Scientists have long known that VEGF is essential for normal development of the vascular system and for wound healing. Unfortunately, VEGF also stimulates the growth of abnormal blood vessels that leak and damage retinal tissue. However, Schepens researchers say that a growing body of evidence also indicates that, beyond its impact on blood vessel growth, VEGF may play other vital roles in the adult body and eye, so that eliminating the growth factor might lead to unexpected consequences.

Given the popularity and promise of the new anti-VEGF drugs for the treatment of macular degeneration, Dr. D'Amore and her team believed that investigating the broader role of this growth factor in the normal adult retina was critical. She and her laboratory mimicked the action of the anti-VEGF drugs by introducing into adult mice a soluble VEGF receptor, known as sFlt1, which binds and neutralizes the VEGF in much the same way that ranibizumab does in the eye.
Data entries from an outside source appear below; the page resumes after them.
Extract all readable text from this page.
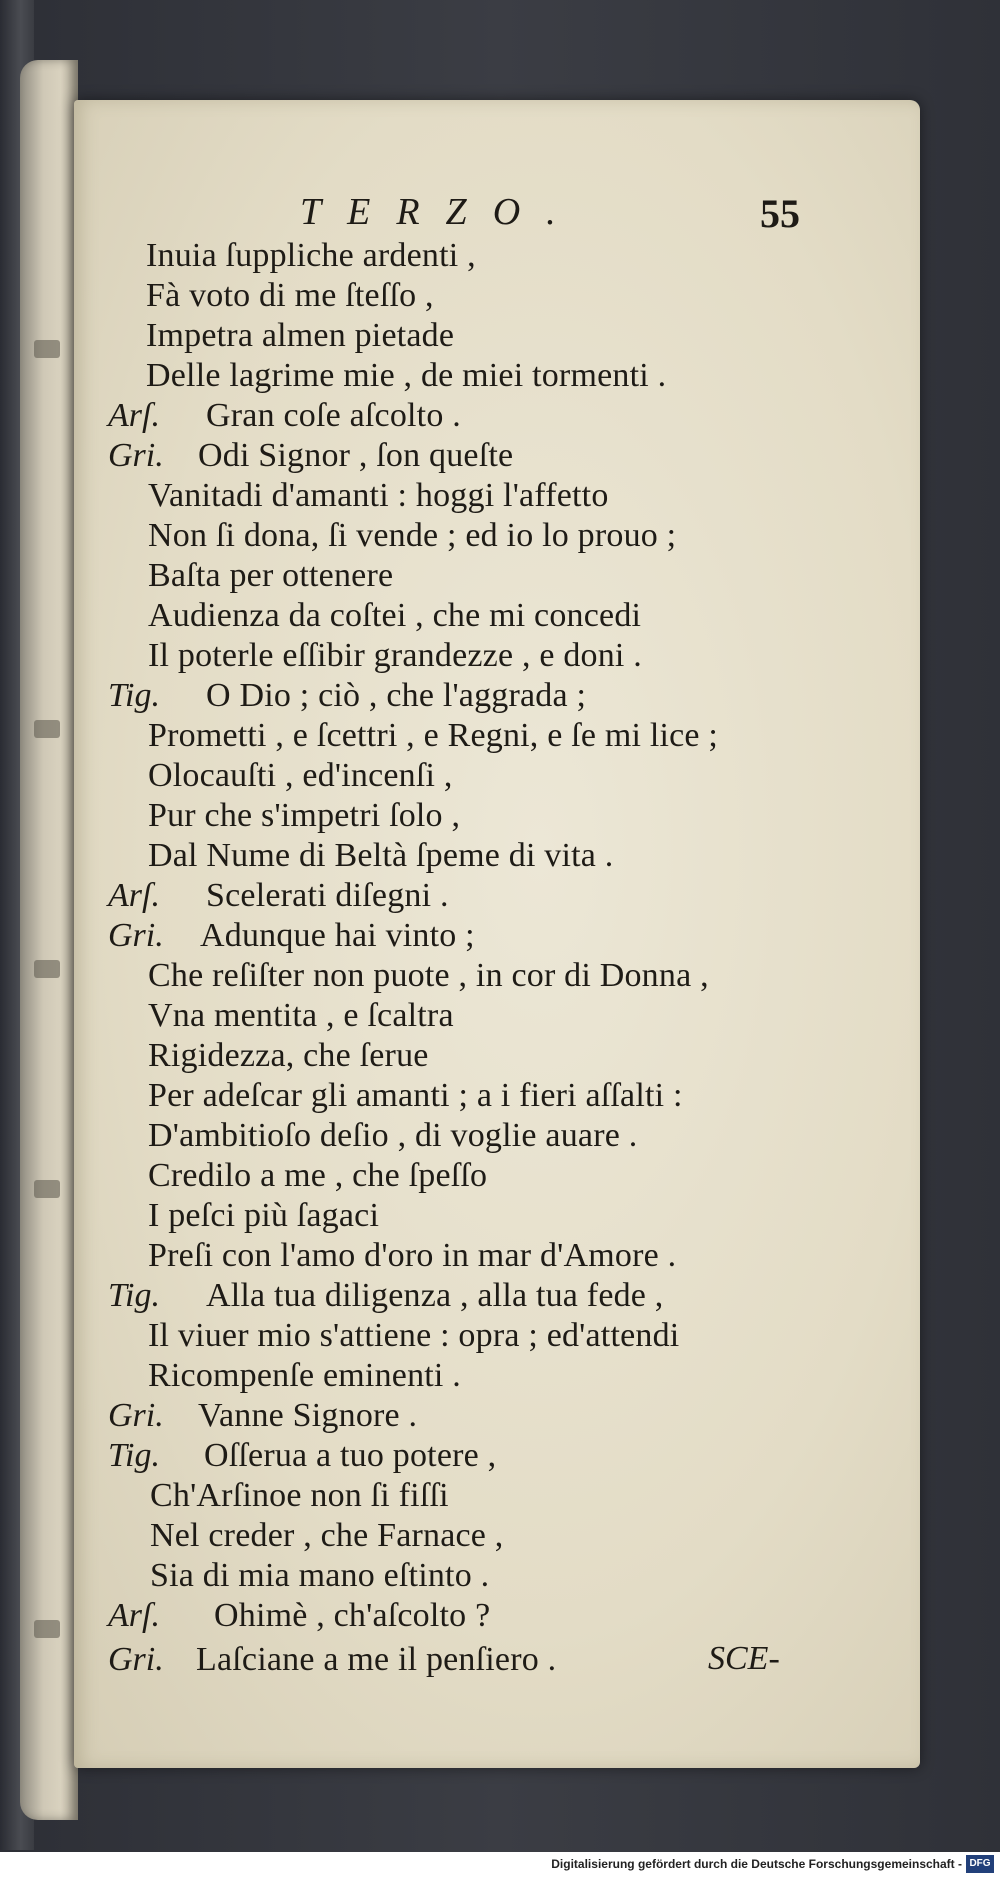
TERZO.	55
Inuia ſuppliche ardenti ,
Fà voto di me ſteſſo ,
Impetra almen pietade
Delle lagrime mie , de miei tormenti .
Arſ. Gran coſe aſcolto .
Gri. Odi Signor , ſon queſte
Vanitadi d'amanti : hoggi l'affetto
Non ſi dona, ſi vende ; ed io lo prouo ;
Baſta per ottenere
Audienza da coſtei , che mi concedi
Il poterle eſſibir grandezze , e doni .
Tig. O Dio ; ciò , che l'aggrada ;
Prometti , e ſcettri , e Regni, e ſe mi lice ;
Olocauſti , ed'incenſi ,
Pur che s'impetri ſolo ,
Dal Nume di Beltà ſpeme di vita .
Arſ. Scelerati diſegni .
Gri. Adunque hai vinto ;
Che reſiſter non puote , in cor di Donna ,
Vna mentita , e ſcaltra
Rigidezza, che ſerue
Per adeſcar gli amanti ; a i fieri aſſalti :
D'ambitioſo deſio , di voglie auare .
Credilo a me , che ſpeſſo
I peſci più ſagaci
Preſi con l'amo d'oro in mar d'Amore .
Tig. Alla tua diligenza , alla tua fede ,
Il viuer mio s'attiene : opra ; ed'attendi
Ricompenſe eminenti .
Gri. Vanne Signore .
Tig. Oſſerua a tuo potere ,
Ch'Arſinoe non ſi fiſſi
Nel creder , che Farnace ,
Sia di mia mano eſtinto .
Arſ. Ohimè , ch'aſcolto ?
Gri. Laſciane a me il penſiero .	SCE-
Digitalisierung gefördert durch die Deutsche Forschungsgemeinschaft - DFG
After 2 weeks, the team found no effect on blood vessels of the inner retina but did find a significant increase in the number of dying cells of the inner and outer nuclear layers, which include amacrine cells that participate in transmitting the visual signal; Muller cells that also participate in the visual signal and support the photoreceptors; and photoreceptors, which are responsible for color and night vision. The team then used electroretinograms to measure visual function and found a significant loss in visual function. Consistent with these observations, they discovered that both photoreceptors and Muller cells express VEGFR2, the major VEGF signaling receptor, and they found that neighboring Muller cells express VEGF.

Parallel studies in tissue culture demonstrated that suppressing VEGF in Muller cells led to Muller cell death, indicating an autocrine role for VEGF in Muller cells (i.e., Muller cells both make VEGF and use it for survival). Further, they used cultures of freshly isolated photoreceptors to show that VEGF can act as a protectant for these cells.

"Insight into the complex role of VEGF in the eye and in other parts of the body indicates that increased care should be taken in the long-term use of these drugs and that this new information should be considered in the design of future clinical studies to ensure that these possible side effects are taken into account," says Dr. D'Amore.

"Mice eyes differ from human eyes in many ways, so we cannot directly extrapolate these results to humans, but this study is an important headsup that clinical application of anti-VEGF therapy in the eye needs to proceed with caution," she adds.